Judge Wilbur: Praxis Tests Irrelevant to Teacher Quality

O.K., I'm still delaying homework by reading Judge Lori Wilbur's ruling on the South Dakota school funding lawsuit. Among the juicy tidbits: the court agrees with two professors that the Praxis tests we make our teacher candidates take (and pay for) do not reliably predict teacher quality [p. 139].

So if there is no research saying these tests link with teacher quality, why are we making our teachers take them?

In her discussion of the Praxis test evidence, Judge Wilbur rips the plaintiffs' witness, Dr. Ann Wilson from SDSU. The court notes that Dr. Wilson is an expert on infant and early childhood development, not the Praxis test or teacher preparation [p. 139]. Dr. Wilson offered unpersuasive testimony on the Praxis test scores:

Dr. Wilson did not know whether the differences she observed in the cut scores were even statistically significant—though she could have undertaken this exercise and simply chose not to perform the calculations [p. 140].

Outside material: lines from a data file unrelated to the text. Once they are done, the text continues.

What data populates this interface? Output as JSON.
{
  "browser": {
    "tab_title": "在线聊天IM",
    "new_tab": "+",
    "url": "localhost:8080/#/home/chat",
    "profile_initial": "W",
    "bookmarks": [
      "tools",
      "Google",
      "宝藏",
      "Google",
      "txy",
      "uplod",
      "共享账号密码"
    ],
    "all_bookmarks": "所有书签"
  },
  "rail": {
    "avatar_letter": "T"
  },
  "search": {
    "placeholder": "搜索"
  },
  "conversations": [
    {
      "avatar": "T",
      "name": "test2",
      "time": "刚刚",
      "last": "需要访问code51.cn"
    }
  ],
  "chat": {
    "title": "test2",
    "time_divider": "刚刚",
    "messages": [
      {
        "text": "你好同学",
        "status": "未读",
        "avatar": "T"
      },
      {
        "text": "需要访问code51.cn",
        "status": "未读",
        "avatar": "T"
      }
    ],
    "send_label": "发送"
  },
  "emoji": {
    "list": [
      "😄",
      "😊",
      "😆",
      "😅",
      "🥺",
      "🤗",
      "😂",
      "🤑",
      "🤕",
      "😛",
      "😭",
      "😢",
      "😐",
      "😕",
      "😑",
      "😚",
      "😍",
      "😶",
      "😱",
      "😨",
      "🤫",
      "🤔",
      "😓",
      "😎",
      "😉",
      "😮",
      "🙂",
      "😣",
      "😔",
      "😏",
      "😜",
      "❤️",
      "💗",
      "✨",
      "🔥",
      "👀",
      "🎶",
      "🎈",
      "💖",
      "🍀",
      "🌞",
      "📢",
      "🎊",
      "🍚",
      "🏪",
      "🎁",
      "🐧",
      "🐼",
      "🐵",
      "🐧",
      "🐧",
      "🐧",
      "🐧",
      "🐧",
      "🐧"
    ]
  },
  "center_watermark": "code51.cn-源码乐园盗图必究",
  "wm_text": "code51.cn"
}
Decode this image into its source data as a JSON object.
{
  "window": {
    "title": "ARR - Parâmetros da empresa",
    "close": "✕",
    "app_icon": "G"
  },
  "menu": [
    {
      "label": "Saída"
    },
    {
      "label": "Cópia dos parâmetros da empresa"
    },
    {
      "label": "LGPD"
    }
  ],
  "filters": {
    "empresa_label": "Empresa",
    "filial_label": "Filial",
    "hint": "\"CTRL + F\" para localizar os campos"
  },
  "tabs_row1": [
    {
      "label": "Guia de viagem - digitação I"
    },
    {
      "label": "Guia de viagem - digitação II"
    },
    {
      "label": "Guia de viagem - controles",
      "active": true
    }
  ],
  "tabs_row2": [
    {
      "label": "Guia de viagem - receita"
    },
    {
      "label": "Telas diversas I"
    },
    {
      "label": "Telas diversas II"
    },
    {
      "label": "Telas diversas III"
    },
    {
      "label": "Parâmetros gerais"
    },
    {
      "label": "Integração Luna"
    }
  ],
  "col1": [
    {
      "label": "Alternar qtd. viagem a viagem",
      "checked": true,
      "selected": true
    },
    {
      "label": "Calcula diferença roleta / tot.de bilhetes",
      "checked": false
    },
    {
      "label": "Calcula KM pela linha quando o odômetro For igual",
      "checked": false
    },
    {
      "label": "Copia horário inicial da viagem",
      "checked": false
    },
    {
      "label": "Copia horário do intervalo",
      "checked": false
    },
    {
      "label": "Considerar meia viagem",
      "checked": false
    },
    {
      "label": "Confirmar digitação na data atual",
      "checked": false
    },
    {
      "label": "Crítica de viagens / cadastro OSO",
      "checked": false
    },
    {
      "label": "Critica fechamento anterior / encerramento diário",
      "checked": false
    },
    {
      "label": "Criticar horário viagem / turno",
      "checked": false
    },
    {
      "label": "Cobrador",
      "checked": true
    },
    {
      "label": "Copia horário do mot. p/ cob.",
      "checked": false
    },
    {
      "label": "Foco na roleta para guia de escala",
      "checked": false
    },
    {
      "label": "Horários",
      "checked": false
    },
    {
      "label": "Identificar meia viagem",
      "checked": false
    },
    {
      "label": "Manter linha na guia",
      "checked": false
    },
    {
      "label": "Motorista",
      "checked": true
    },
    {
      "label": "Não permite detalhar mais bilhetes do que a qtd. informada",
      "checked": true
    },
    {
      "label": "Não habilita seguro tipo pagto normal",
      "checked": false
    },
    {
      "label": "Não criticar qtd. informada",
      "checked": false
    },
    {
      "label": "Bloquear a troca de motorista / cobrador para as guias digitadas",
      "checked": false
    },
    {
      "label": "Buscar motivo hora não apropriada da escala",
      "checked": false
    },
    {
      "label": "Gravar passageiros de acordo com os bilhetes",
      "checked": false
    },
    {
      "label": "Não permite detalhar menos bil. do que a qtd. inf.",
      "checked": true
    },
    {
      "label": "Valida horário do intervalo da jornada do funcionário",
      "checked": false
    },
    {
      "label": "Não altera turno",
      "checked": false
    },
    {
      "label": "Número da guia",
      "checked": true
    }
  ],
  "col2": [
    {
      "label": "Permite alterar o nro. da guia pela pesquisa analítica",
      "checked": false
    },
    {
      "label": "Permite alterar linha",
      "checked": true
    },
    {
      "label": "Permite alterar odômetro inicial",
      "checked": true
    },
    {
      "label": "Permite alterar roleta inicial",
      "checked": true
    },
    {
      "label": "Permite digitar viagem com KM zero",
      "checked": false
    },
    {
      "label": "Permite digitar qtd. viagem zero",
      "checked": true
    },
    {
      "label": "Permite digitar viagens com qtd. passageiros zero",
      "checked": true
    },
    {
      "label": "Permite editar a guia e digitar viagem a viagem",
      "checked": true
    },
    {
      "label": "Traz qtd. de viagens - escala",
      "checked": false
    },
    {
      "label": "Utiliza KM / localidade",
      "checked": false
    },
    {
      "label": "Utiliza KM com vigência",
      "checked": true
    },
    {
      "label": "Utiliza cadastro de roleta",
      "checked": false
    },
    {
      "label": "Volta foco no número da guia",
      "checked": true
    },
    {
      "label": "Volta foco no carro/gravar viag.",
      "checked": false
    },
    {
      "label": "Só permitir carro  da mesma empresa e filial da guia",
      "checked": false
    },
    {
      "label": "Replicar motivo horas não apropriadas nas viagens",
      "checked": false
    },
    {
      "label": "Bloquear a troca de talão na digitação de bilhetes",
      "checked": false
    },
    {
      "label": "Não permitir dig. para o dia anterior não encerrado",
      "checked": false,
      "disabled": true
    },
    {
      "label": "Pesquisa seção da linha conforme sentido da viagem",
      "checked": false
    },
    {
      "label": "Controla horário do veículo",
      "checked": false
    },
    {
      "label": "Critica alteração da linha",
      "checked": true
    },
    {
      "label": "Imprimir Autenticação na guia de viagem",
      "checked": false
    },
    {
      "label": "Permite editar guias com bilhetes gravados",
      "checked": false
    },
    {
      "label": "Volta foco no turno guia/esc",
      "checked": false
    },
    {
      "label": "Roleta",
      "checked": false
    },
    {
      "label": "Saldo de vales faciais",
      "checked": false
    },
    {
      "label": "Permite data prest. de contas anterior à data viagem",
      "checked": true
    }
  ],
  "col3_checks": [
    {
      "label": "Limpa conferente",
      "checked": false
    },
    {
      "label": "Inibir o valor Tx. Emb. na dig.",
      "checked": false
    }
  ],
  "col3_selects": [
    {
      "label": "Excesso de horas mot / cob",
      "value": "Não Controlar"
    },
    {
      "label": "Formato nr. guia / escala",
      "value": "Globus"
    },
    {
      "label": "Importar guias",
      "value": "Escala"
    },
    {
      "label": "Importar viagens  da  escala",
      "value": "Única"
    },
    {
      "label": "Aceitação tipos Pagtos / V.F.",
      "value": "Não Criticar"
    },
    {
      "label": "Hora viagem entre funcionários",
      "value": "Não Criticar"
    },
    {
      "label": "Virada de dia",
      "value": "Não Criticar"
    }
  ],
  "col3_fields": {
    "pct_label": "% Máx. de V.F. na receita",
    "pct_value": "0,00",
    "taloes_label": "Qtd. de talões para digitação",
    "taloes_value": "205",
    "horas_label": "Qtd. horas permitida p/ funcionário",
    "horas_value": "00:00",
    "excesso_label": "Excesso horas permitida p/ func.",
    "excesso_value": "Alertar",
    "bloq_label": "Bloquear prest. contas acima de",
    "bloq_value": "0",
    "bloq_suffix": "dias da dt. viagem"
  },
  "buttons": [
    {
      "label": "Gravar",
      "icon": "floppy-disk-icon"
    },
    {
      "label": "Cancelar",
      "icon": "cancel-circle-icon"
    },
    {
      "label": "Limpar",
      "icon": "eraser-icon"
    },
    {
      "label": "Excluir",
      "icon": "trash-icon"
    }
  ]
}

...Educational Testing Service (ETS) has warned that scores on its tests should be interpreted “with caution” if there are fewer than 30 test takers. Id. ETS is the company that administers the Praxis exams.

Dr. Wilson’s conclusions were unreliable because she reviewed scores for exams with a very low number of test takers. Wilson Testimony; see also Armor Testimony. Despite ETS’s warning, Dr. Wilson reviewed 19 Praxis II exams with less than 30 test takers [p. 141].
Judge Wilbur proceeds to hammer Dr. Wilson for another couple pages. The court sounds inclined against the plaintiffs from the start, but when the plaintiffs have the burden of proof, perhaps that's fair. Again, I'm left wondering why this was the best the plantiffs could muster.

1 comment:

  1. They take them to weed out the idiots. And how do you measure teacher quality?